Durant sa campagne, il avait promis une transformation en profondeur du système, incluant des recrutements massifs d’animateurs et un renforcement de la transparence. Face à la colère croissante des familles, les associations réclament désormais des mesures concrètes et urgentes, évoquant une perte totale de confiance et une multiplication des alertes ces derniers mois.
Des exigences fortes pour rétablir la confiance
Plusieurs collectifs demandent notamment la mise en place d’un dispositif clair et centralisé pour signaler les incidents, ainsi qu’une coordination renforcée entre la mairie, l’Éducation nationale et la justice. Certains plaident aussi pour une enquête administrative d’ampleur et un audit indépendant des structures les plus touchées, où plusieurs suspensions d’agents ont déjà été prononcées.
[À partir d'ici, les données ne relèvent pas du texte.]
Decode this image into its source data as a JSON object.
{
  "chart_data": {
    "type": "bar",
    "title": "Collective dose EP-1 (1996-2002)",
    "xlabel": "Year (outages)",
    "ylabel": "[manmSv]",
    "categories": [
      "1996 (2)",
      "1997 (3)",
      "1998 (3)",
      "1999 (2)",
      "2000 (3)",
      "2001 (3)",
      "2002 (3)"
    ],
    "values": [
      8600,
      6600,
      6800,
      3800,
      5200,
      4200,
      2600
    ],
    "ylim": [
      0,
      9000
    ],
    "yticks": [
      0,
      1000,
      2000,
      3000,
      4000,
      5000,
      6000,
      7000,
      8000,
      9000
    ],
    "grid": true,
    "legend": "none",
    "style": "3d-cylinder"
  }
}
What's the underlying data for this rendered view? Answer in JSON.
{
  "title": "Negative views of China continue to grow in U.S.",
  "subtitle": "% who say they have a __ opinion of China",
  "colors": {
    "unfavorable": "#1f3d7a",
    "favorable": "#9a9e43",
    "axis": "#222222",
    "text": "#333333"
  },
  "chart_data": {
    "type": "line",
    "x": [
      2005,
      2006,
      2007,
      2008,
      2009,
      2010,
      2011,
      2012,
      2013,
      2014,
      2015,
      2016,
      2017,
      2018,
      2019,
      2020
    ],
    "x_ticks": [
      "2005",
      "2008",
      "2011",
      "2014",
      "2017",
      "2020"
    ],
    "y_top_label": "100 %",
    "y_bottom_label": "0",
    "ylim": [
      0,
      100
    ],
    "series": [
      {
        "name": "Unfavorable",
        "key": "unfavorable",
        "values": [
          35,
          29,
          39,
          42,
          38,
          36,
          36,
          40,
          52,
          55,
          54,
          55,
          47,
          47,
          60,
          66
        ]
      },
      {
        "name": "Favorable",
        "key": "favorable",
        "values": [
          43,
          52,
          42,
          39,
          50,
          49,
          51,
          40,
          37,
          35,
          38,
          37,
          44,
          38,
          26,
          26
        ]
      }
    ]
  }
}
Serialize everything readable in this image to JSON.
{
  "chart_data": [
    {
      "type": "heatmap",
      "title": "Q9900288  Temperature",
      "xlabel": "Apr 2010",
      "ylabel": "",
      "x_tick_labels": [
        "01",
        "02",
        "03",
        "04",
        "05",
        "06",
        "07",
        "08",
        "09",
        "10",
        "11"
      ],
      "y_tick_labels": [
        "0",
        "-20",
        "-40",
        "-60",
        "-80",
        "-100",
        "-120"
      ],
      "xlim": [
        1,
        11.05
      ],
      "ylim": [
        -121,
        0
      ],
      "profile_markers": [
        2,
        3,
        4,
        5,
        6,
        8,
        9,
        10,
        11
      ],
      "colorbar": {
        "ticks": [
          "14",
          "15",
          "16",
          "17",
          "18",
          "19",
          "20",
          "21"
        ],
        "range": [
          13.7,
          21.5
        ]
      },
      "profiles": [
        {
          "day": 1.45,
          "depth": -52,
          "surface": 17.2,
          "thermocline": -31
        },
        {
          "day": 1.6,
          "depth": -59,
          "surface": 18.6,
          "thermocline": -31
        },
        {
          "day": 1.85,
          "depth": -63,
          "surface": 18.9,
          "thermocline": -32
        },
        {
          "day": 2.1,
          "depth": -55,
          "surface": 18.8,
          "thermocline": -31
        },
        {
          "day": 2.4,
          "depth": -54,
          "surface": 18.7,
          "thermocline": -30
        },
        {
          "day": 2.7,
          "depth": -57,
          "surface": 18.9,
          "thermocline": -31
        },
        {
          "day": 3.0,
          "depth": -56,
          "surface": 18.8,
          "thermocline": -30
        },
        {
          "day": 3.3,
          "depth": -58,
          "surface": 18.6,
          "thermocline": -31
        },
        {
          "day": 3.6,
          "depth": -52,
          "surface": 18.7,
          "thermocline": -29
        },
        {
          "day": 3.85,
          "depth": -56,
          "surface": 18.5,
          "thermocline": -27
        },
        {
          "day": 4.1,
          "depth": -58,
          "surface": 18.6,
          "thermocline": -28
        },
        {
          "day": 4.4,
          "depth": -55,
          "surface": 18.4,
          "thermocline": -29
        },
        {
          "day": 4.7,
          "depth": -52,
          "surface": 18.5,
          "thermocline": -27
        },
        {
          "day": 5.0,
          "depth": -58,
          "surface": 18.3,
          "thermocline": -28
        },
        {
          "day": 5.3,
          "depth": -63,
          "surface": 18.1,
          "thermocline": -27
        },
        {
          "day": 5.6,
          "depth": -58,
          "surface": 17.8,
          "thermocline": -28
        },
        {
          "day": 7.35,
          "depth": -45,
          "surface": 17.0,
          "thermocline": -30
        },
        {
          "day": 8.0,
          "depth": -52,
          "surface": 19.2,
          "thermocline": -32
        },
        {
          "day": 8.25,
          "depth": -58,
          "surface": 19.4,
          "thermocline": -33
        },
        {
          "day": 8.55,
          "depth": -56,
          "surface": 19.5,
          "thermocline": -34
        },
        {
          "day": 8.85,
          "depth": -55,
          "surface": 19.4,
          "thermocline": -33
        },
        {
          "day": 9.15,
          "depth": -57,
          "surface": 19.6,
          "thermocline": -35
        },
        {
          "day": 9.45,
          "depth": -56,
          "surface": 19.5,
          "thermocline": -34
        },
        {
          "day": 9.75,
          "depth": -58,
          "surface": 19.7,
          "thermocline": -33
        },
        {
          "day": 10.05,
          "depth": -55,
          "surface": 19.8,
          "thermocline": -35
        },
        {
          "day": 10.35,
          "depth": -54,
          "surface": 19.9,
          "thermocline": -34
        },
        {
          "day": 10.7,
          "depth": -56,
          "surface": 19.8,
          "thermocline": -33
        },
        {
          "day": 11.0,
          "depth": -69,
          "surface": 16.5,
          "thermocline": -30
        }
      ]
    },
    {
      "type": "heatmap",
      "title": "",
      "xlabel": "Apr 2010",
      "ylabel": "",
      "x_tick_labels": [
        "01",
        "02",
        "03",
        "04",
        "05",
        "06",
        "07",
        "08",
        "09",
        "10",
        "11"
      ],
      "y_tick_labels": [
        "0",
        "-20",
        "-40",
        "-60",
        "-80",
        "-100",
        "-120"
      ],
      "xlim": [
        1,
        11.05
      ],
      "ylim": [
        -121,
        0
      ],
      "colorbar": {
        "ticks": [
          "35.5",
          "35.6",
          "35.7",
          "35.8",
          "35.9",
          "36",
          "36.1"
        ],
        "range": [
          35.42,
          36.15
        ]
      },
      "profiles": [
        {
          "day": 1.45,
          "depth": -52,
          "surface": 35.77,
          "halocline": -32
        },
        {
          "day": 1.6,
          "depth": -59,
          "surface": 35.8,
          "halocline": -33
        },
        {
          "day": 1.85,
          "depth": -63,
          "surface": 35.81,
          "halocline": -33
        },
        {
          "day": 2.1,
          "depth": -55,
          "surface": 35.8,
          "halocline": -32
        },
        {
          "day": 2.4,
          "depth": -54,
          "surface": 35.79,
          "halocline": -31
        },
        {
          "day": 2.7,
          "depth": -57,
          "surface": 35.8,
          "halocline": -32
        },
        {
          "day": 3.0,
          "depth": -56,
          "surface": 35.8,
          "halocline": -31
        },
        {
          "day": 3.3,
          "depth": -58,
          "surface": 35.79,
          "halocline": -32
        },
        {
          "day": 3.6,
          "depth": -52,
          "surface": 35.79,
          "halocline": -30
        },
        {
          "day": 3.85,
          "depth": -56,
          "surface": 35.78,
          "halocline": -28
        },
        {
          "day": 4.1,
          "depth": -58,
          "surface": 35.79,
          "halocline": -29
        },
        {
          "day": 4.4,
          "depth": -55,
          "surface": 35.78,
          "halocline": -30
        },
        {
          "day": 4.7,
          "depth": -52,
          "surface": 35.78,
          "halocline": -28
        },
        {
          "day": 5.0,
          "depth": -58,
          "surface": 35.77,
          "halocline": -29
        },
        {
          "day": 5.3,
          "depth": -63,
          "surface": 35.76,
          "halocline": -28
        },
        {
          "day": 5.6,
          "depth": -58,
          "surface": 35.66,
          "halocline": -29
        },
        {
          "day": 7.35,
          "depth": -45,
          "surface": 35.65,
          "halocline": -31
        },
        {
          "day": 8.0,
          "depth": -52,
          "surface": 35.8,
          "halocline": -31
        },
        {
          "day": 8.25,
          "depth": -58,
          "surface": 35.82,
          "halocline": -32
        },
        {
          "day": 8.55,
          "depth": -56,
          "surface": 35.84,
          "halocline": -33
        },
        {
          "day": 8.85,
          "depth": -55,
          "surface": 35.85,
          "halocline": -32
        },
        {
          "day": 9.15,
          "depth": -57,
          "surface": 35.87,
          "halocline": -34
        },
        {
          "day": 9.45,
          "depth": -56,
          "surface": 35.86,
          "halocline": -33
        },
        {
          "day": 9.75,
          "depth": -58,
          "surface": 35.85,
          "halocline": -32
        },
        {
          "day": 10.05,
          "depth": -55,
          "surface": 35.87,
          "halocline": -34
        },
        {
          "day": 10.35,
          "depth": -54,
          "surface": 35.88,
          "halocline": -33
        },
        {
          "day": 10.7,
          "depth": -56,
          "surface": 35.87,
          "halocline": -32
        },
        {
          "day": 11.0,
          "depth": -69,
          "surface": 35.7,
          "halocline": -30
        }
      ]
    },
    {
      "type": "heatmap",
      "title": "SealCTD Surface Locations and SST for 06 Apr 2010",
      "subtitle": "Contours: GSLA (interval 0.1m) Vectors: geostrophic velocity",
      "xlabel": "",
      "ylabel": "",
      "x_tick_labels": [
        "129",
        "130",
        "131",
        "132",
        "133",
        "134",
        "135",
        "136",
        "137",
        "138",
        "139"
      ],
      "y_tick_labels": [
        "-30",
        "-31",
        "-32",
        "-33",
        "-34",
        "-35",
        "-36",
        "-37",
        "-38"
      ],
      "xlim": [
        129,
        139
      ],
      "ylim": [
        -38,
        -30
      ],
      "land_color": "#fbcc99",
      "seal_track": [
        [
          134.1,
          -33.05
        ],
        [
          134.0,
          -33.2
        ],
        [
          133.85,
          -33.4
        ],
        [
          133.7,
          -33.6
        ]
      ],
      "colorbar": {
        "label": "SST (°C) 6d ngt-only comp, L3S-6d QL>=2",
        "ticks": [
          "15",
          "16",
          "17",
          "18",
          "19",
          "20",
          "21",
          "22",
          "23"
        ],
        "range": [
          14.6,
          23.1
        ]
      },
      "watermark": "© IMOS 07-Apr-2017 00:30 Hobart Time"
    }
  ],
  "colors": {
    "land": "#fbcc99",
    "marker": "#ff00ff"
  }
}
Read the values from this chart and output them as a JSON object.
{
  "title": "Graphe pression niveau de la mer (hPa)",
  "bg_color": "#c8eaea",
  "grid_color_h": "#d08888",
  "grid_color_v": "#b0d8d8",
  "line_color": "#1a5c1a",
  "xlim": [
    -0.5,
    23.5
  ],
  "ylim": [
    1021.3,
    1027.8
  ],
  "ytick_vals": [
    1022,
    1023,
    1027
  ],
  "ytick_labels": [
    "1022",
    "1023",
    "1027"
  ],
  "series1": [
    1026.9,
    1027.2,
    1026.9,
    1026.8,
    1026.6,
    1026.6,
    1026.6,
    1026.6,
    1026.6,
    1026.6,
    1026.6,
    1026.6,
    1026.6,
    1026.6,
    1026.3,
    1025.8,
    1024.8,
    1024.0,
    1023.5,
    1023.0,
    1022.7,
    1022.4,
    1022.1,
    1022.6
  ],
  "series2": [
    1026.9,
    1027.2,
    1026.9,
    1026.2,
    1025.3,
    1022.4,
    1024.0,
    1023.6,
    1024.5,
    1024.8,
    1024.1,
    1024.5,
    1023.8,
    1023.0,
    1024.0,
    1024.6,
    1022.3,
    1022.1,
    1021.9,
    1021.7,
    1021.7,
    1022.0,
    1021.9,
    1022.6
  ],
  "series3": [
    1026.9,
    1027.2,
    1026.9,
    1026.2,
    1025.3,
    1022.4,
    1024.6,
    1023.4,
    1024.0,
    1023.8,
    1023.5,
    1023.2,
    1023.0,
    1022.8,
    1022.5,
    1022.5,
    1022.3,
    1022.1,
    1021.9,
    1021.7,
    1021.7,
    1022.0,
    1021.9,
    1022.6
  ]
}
En parallèle, l’opposition municipale réclame une mission d’évaluation sur l’organisation du périscolaire. Le maire envisage de son côté des changements de gestion à tous les niveaux et la tenue d’une convention citoyenne pour repenser le fonctionnement du secteur. L’objectif affiché est de garantir une surveillance renforcée des enfants, dans un contexte où plusieurs dizaines d’animateurs ont été écartés ces derniers mois pour des faits graves ou présumés.